Assim, tendo em vista a ementa supracitada, tem-se que apesar de legítima a anulação do concurso público por ser verificada irregularidade, o Poder Público responde pelos danos morais causados ao particular, deve-se considerar a situação do indivíduo que estuda, consegue sua aprovação em concurso público, toma possa e posteriormente é exonerado. Ao terceiro de boa-fé, embora a anulação seja decorrente de procedimento legítimo, produziu-se lesão em sua esfera juridicamente protegida.
Também é a opinião do Superior Tribunal de Justiça no julgamento do Recurso Extraordinário nº 460.881-a MA, em que:
ATO ADMINISTRATIVO: ILEGALIDADE: ANULAÇÃO E RESSARCIMENTO DE DANOS MORAIS. SÚMULA 473. CF, ART. 37, § 6º. A Administração Pública pode anular seus próprios atos, quando inquinados de ilegalidade (Súmula nº 473); mas, se a atividade do agente público acarretou danos patrimoniais ou morais a outrem - salvo culpa exclusiva dele, eles deverão ser ressarcidos, de acordo com o disposto no art. 37, § 6º, da Constituição Federal (STJ – Recurso Extraordinário nº 460.881-a, 1ª Turma, Rel.º Min.º Sepúlveda Pertence, 18/04/2006).
Do caso acima, observa-se pelo voto do Relator Ministro Sepúlveda Pertence, que o poder de autotutela da Administração decorre efetivamente do princípio da legalidade, mas embora válida a anulação do contrato entre o CEFET, autarquia federal recorrente, e a OASECEAMA; “não exime, a primeira de responder perante terceiros - qual, a autora, aos quais haja causado danos patrimoniais ou morais, em razão do início de execução, que deu, ao contrato firmado”. A autora é aluna do CEFET que realizou vestibular e assistiu aulas de um curso posteriormente extinto.
Afirmou-se, então, que se a licitude da conduta da Administração não afasta por si só, da responsabilidade civil pelos prejuízos que causar a terceiros, salvo culpa exclusiva deste, com mais razão incide o art. 37, § 6º, da Constituição Federal, sendo a atividade lesiva do agente público decorreu da celebração de contrato ilícito.
3. CONCLUSÃO
Do exposto acima, constata-se que em regra o Estado não tem o dever de responsabilizar-se por atos declarados nulos, no entanto, caso haja um terceiro prejudicado de boa-fé deverá o Estado providenciar sua reparação, analisando-se especificamente o caso.

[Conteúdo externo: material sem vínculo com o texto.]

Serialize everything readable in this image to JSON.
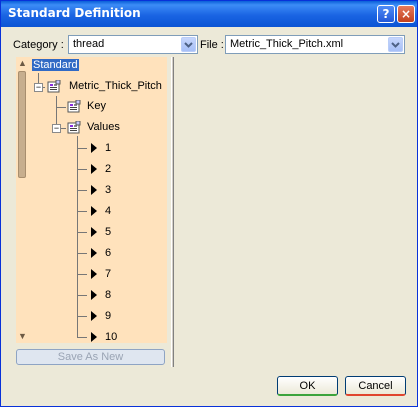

A prerrogativa poder-dever da Administração Pública em anular seus próprios atos contaminados de nulidade não a exonera da responsabilidade civil pelos danos causados ao particular. Evitando-se, assim, uma atuação incoerente, inconsequente e ilegal do administrador público e lesão ao terceiro de boa-fé, que por via reflexa beneficiou-se pelo ato eivado de vício.
4. REFERÊNCIAS
BRASIL. Constituição da República Federativa do Brasil. Diário Oficial da República Federativa do Brasil, Brasília, DF, 5 out. 1988. Disponível em <http: //www.planalto.gov.br/ccivil_03/Constituicao/Constituiçao_Compilado.htm>. Acesso em: 6 out 2014.
MELLO, Celso Antônio Bandeira de. Curso de direito administrativo. 20. ed. São Paulo: Malheiros, 2006.